Globally, Up to 70% of women report having experienced physical and/or sexual violence and up to 50% of sexual assaults are committed against girls under the age of 16. In the face of such unacceptable figures, the international community is strongly committed to improve the situation of women. “We must not allow this attention to fade”, UN High Commissioner for Human Rights Ms. Navi Pillay says in her message for International Women’s Day. “Each country will need to find its own response to ensure accountability for sexual and gender-based crimes”.

Governments and international organizations need to seek “integrated approaches that bring together governments, civil society organizations, law enforcement and judicial systems, to ensure that victims have access to legal services, justice systems and support, and that perpetrators are punished”, notes UNDP Administrator Ms. Helen Clark in her message for the day.

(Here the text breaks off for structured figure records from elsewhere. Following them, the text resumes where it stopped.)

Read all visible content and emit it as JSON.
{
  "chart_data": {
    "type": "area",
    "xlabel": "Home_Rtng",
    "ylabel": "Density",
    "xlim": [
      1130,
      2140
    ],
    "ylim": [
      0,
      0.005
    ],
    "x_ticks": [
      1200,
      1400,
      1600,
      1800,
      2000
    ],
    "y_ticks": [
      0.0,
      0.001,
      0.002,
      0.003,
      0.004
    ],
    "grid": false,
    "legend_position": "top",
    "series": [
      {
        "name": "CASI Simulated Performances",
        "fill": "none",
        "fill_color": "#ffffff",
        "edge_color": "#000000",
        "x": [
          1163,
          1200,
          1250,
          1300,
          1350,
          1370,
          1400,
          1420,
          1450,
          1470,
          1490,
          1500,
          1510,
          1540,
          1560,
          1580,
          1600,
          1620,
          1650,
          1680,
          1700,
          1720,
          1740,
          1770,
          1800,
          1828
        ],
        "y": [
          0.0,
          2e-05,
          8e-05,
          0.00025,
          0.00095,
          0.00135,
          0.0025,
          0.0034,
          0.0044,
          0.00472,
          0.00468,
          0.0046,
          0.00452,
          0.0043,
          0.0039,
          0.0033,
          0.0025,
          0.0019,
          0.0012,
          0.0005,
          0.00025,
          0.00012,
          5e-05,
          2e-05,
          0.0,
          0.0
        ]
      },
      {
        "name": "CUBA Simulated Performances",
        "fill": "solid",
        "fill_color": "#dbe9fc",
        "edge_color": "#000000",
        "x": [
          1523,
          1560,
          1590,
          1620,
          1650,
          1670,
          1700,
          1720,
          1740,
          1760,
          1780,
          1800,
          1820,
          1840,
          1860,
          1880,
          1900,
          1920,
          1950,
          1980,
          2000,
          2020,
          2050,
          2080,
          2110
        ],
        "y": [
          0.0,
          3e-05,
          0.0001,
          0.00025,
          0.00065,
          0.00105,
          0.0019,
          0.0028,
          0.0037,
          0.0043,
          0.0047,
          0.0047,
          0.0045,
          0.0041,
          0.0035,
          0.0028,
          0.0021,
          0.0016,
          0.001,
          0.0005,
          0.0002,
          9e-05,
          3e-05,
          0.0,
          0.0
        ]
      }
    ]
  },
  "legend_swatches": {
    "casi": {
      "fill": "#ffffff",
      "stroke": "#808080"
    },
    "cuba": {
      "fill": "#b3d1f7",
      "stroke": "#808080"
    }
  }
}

By 2015, the UNiTE campaign aims to adopt and enforce national laws to address and punish all forms of violence against women and girls, adopt and implement multi-sectoral national action plans, increase public awareness and social mobilization, strengthen data collection on the prevalence of violence against women and girls and address sexual violence in conflict in all countries.

UNFPA Executive Director, Dr. Babatunde Osotimehin, also used this opportunity to renew UNFPA’s commitment “to do everything we can to bring an end to gender-based violence. Gender-based violence remains a major health and human rights concern and no human development can be achieved as long as women and girls continue to suffer from violence or live in fear of it”.

As action in this front is needed to bridge the gap between the law and reality, many UN agencies including UNFPA, UN Women, UNDP and WHO urge ratification of the Council of Europe’s Istanbul Convention on preventing and combatting violence against women and domestic violence. This Convention provides an excellent framework for committing governments to act against all forms of gender-based violence. A total of 25 Council of Europe member states, including our country, have already signed the convention and three of them (Albania, Portugal and Turkey) have ratified it.

All around the world, people will mark International Women’s Day to acknowledge progress on gender equality and to challenges and problems women and girls face on daily basis.

In Skopje, from 8-10 March 2013, UN Women is organising the fourth edition of “Women’s Rights Nights”, a series of events traditionally organized in the capital to mark International Women’s Day.  This year, selected documentary films and thematic discussions will be focused on the representation of women in media.  The events will explorethe impact ofmedia  in reinforcing gender roles and stereotypes, the ways in which itcan incite violence against women, but also how  the emergence of non-traditional media can empower women and present them with an opportunity to tell their story.